Il faut ajouter à l’énoncé de ces faits, le silence du député de l’Assomption et de tous ses collègues qui ont choisi de ne pas expliquer publiquement leur décision et de ne pas répondre à notre lettre du 28 janvier 2022,laquelle demandait d’abord des explications et des justifications quant aux deux décisions annoncées en catimini le 17 décembre 2021. Nos lettres demandaient aussi une révision de la décision d’abandonner définitivement le projet de réforme, décision qui est encore une fois un manquement flagrant et choquant à l’engagement pris publiquement et réaffirmé lors des votes parlementaires exprimés en 2019 et 2020.

Le choix en catimini du Premier ministre du Québec et député de l’Assomption, de la ministre responsable des Institutions démocratiques et de la Réforme électorale et députée de Champlain ainsi que celui des 75 membres de la députation de la CAQ de ne pas respecter maintenant et à l’avenir l’engagement d’établir un nouveau mode de scrutin et leur refus de s’expliquer publiquement sur ce volte-face depuis constituent, selon nous, des manquements clairs et flagrants aux valeurs de l’Assemblée et donc à son code d’éthique. Il s’agit plus précisément d’une conduite qui n’est pas empreinte, pour reprendre les termes du paragraphe 2 de l’article 6, « de bienveillance, de droiture, de convenance, de sagesse, d’honnêteté, de sincérité et de justice » et qui sont contraires à l’alinéa 4° en ce qu’elles ne respectent pas « la parole donnée ». De plus, cette conduite constitue également un manquement aux articles 7, 8 et 9 du Code du fait du refus de reconnaître, tel qu’énoncé à l’article 8, « que ces valeurs doivent les guider dans l’exercice de leur charge ». En outre, il s’agit d’un manquement grave à leur obligation d’agir de façon cohérente avec les valeurs énoncées et de reconnaître que le respect de ces valeurs constitue une condition essentielle pour maintenir la confiance de la population envers eux et l’Assemblée nationale, donc envers notre démocratie représentative, tout cela afin de réaliser pleinement et correctement la mission d’intérêt public qui leur est confiée (article 9). Nous soutenons aussi que le comportement du député de l’Assomption et de ses collègues de la CAQ constitue une violation de leur obligation « de faire preuve de loyauté envers le peuple du Québec » comme le stipule l’article 6 du Code. Non seulement on renie la parole donnée mais on refuse de dire pourquoi et de justifier ce choix.

Incidemment, il faut savoir et prendre en compte que Premier ministre du Québec avait précédemment déclaré qu’il n’agirait pas de la sorte car un reniement de la parole donnée encouragerait les citoyens et les citoyennes à développer encore plus de cynisme et de méfiance envers la classe politique!

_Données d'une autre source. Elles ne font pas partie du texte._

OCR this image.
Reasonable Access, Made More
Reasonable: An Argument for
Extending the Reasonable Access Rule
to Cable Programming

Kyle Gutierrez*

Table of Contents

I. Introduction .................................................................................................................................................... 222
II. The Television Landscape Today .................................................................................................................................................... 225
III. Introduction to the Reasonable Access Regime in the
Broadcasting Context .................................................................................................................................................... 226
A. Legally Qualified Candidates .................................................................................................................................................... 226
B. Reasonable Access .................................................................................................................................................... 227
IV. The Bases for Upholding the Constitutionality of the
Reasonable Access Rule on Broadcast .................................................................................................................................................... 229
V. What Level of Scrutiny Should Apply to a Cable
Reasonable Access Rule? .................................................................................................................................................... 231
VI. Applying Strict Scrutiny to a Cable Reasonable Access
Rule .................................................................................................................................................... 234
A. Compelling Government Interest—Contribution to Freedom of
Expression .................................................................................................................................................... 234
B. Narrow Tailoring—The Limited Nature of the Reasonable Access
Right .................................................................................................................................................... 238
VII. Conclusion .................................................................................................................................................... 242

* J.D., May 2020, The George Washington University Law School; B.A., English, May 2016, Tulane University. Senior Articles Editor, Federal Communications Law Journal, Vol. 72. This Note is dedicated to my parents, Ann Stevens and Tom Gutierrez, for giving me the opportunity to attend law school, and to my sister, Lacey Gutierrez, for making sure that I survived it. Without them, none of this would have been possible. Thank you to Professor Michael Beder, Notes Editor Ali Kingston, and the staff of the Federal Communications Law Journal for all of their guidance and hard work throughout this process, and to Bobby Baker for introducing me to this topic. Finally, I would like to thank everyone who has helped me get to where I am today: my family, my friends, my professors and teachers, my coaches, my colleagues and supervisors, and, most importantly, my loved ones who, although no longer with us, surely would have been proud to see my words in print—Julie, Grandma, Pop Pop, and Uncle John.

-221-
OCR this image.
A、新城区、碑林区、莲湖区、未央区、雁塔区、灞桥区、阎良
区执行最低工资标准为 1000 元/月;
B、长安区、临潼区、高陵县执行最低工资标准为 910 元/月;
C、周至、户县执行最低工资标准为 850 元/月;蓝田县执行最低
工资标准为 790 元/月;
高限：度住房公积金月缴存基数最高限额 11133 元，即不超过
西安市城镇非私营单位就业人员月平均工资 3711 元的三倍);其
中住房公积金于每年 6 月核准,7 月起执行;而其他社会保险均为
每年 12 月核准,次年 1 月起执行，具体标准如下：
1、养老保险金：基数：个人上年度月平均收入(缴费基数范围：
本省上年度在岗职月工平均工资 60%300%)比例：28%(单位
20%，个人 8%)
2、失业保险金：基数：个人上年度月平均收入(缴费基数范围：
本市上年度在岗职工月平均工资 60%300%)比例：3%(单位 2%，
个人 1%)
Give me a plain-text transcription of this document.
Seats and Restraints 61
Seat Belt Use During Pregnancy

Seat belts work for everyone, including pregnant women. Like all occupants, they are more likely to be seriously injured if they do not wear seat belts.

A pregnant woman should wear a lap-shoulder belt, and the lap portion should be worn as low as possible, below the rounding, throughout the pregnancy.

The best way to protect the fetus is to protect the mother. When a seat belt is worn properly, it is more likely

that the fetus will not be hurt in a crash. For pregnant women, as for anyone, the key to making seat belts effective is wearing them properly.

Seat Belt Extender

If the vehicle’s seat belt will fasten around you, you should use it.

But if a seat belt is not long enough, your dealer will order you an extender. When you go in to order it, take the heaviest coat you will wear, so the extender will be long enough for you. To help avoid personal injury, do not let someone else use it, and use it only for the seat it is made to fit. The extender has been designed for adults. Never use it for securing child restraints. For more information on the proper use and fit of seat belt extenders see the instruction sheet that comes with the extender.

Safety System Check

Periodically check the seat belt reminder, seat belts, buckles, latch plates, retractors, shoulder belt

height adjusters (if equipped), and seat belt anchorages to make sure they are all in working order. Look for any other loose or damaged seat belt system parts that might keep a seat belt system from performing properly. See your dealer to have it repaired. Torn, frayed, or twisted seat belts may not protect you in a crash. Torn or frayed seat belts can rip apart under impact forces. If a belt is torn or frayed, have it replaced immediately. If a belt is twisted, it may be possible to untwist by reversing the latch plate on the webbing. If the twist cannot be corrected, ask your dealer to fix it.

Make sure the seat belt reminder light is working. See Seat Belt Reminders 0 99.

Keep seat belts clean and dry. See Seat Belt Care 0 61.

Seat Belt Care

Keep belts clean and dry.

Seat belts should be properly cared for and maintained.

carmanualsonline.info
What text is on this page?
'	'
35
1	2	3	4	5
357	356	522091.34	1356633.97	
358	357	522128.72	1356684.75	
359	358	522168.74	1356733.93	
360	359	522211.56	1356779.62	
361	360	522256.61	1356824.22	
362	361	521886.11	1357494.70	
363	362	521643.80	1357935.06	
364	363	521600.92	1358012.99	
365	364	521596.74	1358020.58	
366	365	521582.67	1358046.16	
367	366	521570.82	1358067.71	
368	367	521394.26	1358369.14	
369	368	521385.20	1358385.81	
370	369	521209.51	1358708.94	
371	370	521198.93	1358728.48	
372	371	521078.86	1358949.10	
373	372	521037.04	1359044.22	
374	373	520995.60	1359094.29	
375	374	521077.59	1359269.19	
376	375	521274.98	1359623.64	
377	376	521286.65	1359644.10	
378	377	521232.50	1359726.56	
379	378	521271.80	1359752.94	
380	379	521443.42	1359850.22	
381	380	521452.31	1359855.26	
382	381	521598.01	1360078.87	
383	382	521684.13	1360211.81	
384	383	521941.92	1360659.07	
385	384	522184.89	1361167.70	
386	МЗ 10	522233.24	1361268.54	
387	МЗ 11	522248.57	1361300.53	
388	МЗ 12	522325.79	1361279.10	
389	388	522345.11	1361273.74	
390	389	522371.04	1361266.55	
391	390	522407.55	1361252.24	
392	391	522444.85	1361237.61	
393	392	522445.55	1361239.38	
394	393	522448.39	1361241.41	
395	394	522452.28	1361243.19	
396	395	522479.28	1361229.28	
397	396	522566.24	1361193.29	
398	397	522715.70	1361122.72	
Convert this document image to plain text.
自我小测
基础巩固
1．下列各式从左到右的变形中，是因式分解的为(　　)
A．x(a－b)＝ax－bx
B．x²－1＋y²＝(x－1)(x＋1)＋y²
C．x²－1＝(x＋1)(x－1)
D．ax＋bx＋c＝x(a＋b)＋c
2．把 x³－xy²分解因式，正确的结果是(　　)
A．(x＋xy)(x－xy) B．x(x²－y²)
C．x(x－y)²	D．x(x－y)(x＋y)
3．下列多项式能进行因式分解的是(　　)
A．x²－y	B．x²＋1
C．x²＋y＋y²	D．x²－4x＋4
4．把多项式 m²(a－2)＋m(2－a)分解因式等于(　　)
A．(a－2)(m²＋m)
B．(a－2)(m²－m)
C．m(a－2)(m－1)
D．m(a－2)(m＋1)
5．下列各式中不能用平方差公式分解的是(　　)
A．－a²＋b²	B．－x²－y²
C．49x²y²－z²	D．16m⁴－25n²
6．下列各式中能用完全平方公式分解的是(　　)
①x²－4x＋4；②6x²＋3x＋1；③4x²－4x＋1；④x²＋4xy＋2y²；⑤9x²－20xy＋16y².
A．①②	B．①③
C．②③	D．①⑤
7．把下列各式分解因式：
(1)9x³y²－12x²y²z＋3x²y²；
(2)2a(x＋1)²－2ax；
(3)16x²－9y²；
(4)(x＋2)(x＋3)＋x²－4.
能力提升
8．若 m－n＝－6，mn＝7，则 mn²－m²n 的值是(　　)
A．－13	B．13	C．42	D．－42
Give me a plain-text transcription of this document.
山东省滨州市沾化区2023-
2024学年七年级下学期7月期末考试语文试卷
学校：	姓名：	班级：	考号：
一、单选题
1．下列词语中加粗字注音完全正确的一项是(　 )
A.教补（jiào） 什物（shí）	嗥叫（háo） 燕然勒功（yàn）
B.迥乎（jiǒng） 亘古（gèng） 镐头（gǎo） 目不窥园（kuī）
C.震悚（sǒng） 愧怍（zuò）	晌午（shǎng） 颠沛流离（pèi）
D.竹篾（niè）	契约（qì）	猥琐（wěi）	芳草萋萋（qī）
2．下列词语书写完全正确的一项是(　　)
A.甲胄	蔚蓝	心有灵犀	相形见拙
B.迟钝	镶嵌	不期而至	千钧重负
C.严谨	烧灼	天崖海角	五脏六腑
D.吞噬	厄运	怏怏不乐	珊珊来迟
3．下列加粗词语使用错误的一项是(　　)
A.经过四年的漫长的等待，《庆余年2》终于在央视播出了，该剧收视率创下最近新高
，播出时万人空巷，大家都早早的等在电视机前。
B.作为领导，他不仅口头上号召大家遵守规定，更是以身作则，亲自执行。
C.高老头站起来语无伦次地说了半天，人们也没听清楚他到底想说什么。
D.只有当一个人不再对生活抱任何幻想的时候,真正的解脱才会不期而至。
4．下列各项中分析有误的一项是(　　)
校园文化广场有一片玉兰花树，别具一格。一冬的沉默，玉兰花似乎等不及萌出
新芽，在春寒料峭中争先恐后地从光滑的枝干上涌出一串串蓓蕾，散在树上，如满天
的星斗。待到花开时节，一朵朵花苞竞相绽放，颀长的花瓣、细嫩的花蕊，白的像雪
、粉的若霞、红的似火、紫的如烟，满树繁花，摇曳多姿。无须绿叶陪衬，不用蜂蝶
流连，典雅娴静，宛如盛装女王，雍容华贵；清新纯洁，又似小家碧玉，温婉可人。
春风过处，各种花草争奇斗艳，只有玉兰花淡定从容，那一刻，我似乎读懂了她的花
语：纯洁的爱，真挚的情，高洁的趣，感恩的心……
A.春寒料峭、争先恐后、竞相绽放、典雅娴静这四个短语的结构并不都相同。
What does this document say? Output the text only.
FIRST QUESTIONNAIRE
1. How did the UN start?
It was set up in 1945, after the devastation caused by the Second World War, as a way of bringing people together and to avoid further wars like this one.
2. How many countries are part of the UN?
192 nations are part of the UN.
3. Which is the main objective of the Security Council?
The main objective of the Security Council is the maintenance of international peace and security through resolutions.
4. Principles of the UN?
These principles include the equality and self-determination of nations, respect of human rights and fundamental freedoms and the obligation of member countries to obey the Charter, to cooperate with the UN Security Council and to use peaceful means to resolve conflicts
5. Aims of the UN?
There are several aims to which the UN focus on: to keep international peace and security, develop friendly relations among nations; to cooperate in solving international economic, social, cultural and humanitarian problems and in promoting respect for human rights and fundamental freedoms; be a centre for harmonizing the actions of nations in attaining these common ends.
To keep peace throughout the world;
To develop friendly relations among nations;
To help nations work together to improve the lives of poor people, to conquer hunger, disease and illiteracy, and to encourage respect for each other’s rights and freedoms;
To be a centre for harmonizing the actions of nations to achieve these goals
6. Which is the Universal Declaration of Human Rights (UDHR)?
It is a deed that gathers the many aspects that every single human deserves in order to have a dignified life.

Les membres du Mouvement Démocratie Nouvelle confèrent au Code d’éthique et de déontologie des membres de l’Assemblée nationale, dont vous êtes la gardienne, une très grande importance et apprécieraient en conséquence, à la suite d’une enquête que vous mèneriez, que vous fassiez connaître publiquement vos vues sur la valeur qu’est « le respect de la parole donnée » par nos députés et celle qui porte sur leur obligation « de bienveillance, de droiture, de convenance, d’honnêteté, de sincérité  et de loyauté envers le peuple». En procédant à une telle enquête, l’occasion vous sera ainsi donnée de vous interroger – et de statuer au bénéfice de toute la population – sur la place que doivent occuper ces valeurs dans la société démocratique québécoise et dans le nécessaire maintien de la confiance des citoyens et citoyennes envers leurs dirigeants et leurs représentantes et représentantes élus.es.  Dans l’attente de votre réponse et au nom des membres du MDN, je vous transmets mes salutations cordiales.